Circle reportedly adjusts USDC reserves to avoid US default risk
Stablecoin issuer Circle has reportedly adjusted its reserves treasury in an effort to reduce the risks of United States debt defaults.
According to a May 10 Politico newsletter, Circle CEO Jeremy Allaire said that the firm has adjusted the mix of reserves backing its USD Coin (USDC) by switching to short-dated U.S. Treasuries to avoid getting caught up in a potential U.S. debt default.
He said that the firm no longer holds Treasuries maturing beyond early June because it wants to avoid debt exposure.
“We don’t want to carry exposure through a potential breach of the ability of the U.S. government to pay its debts.”
The Blackrock-managed Circle Reserve Fund shows that current holdings mature no later than May 31.
Earlier this week, Treasury Secretary Janet Yellen said the government will be forced into making “decisions” if Congress doesn’t raise the federal debt limit.
U.S. President Joe Biden and Republicans are conflicted over raising the $31.4 trillion borrowing limit. The $24 trillion Treasury market and global financial system would be rattled if the country defaulted on its debts.
Rival stablecoin issuer Tether claims a majority of its reserves are invested in Treasury Bills with an average maturity of fewer than 90 days.

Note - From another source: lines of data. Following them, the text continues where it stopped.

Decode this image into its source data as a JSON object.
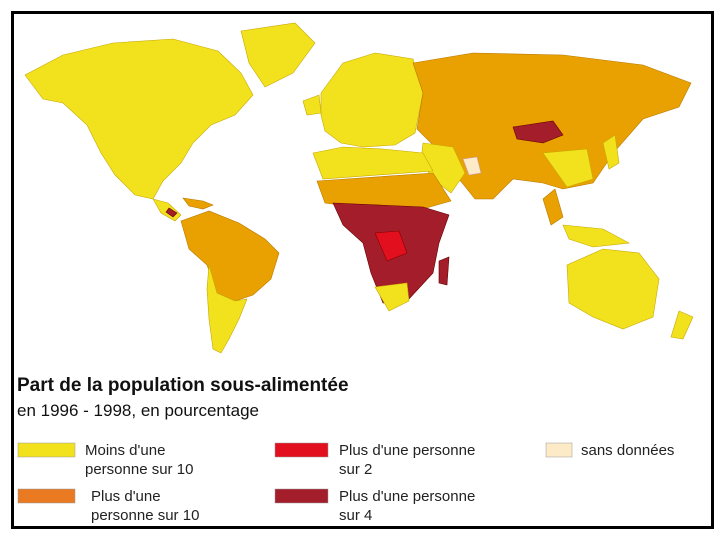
{
  "title": "Part de la population sous-alimentée",
  "subtitle": "en 1996 - 1998, en pourcentage",
  "legend": [
    {
      "lines": [
        "Moins d'une",
        "personne sur 10"
      ],
      "color": "#f2e21e"
    },
    {
      "lines": [
        "Plus d'une",
        "personne sur 10"
      ],
      "color": "#ea7a22"
    },
    {
      "lines": [
        "Plus d'une personne",
        "sur 2"
      ],
      "color": "#e2101e"
    },
    {
      "lines": [
        "Plus d'une personne",
        "sur 4"
      ],
      "color": "#a41d2a"
    },
    {
      "lines": [
        "sans données"
      ],
      "color": "#fdebc8"
    }
  ]
}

The firm stated that it has been “working to take steps to reduce its reliance on pure bank deposits as a source of liquidity,” according to a May 10 quarterly assurance report.
Related: Concern over banking crisis reaches levels unseen since 2008 — Poll
USDC supply has been shrinking over the past year, falling by 46% since its all-time high of $56 billion in June 2022. This has caused its market share to fall to 23% with a circulation of $30 billion. The beneficiary has been rival Tether, whose market dominance has increased to 62% with a circulation of $82 billion USDT (USDT).
In April, Allaire blamed America’s war on crypto and the banking crisis for USDC’s dwindling market capitalization.
Cointelegraph reached out to Circle for further details but had yet to hear back at the time of publication.